Lesson outline, quick reference, and a printable worksheet with answer key.

Lesson outline (40 min)

  • 5 min · Hook — Show the band table. Ask: "What's the most expensive 3-digit number in your life going to be?"
  • 10 min · The five factors — Walk through the FICO weights. Emphasize 35% + 30% = 65% from payment history and utilization alone.
  • 10 min · Simulator — Demo how each lever moves the gauge. Have students predict, then check.
  • 10 min · Myth-bust — Cover the 8 myth/fact tiles.
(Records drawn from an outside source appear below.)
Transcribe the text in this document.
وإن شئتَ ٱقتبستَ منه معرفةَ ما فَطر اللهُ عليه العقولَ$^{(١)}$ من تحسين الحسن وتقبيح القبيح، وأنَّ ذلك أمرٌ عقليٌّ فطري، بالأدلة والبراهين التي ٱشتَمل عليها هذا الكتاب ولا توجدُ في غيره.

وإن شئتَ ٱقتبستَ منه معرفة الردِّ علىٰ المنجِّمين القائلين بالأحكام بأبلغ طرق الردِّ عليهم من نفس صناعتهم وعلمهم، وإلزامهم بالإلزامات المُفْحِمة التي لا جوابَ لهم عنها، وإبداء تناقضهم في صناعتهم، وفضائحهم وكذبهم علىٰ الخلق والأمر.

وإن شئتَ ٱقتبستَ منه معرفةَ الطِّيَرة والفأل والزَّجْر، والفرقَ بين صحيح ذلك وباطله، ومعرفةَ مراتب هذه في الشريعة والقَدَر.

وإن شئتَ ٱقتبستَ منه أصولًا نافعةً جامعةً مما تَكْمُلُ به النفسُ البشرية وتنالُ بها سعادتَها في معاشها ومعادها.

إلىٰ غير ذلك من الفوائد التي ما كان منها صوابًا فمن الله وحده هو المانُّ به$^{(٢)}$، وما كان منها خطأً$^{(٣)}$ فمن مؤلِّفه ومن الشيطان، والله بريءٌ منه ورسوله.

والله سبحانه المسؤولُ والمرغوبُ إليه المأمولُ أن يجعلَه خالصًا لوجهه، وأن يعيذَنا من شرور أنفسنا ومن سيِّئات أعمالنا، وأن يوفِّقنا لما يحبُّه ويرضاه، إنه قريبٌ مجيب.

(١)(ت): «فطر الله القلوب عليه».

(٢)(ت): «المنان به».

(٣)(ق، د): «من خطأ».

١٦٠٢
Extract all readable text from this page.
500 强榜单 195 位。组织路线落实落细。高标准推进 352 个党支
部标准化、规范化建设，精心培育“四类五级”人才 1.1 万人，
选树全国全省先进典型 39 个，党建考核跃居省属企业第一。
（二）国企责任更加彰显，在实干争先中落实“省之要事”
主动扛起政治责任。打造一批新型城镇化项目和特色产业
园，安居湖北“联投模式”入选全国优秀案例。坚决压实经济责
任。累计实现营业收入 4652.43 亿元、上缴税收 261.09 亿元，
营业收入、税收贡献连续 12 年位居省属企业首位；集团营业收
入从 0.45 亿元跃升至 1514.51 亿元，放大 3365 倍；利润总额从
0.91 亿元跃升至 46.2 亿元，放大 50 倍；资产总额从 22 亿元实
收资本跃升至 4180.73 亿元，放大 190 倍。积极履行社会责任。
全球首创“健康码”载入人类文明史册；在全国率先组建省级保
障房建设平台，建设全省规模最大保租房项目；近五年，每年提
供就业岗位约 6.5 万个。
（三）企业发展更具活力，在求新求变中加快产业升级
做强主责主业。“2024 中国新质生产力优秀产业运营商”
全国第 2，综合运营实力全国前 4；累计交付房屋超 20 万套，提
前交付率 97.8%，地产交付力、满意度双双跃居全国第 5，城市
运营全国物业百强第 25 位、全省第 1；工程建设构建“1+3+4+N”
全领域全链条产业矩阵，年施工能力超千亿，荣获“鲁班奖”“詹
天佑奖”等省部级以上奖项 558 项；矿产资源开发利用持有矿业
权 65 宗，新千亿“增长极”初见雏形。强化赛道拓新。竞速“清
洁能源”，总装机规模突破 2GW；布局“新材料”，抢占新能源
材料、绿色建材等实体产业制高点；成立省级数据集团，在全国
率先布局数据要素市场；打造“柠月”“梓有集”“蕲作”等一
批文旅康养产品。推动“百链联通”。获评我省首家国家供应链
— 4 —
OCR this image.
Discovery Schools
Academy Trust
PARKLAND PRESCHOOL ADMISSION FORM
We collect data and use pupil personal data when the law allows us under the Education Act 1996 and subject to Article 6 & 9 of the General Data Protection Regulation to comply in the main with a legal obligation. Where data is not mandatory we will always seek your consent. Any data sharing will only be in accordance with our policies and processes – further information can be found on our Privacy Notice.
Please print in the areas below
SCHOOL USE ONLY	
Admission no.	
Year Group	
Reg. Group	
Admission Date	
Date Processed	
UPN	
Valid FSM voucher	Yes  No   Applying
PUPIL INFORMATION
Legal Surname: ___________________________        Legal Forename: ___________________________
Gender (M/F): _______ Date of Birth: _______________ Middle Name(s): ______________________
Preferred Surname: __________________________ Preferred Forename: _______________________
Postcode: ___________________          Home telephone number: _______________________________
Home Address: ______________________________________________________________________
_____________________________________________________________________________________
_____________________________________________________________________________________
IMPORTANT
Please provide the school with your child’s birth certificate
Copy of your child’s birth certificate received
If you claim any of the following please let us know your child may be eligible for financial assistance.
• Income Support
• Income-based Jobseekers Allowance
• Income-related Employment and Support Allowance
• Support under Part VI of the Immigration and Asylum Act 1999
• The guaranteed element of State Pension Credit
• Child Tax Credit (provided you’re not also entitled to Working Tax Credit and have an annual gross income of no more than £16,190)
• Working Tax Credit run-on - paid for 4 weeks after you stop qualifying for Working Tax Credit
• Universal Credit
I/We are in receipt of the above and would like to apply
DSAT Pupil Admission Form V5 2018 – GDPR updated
Most students walk in believing at least three of the myths.
  • 5 min · Wrap — Identify the single highest-leverage action for each student (most common: pay in full + lower utilization).

Quick reference

FICO factor weights
35 · 30 · 15 · 10 · 10
Payment, utilization, age, mix, new credit.
Range
300 – 850
FICO and VantageScore both. Higher = lower risk.
Utilization target
< 30% (ideally < 10%)
Per card AND total. Reported at statement close.
Free report
AnnualCreditReport.com
Federally mandated. 3 bureaus × 1×/year minimum.
Late payment age out
7 years
From original delinquency date. Bankruptcies: 7–10 years.
Hard inquiry age out
2 years
Falls off in 24 months. Soft inquiries don't affect score.
Rate-shop window
14–45 days
Mortgage/auto inquiries within this window count as one.
Bureaus
Equifax · Experian · TransUnion
Each may have slightly different data — and different scores.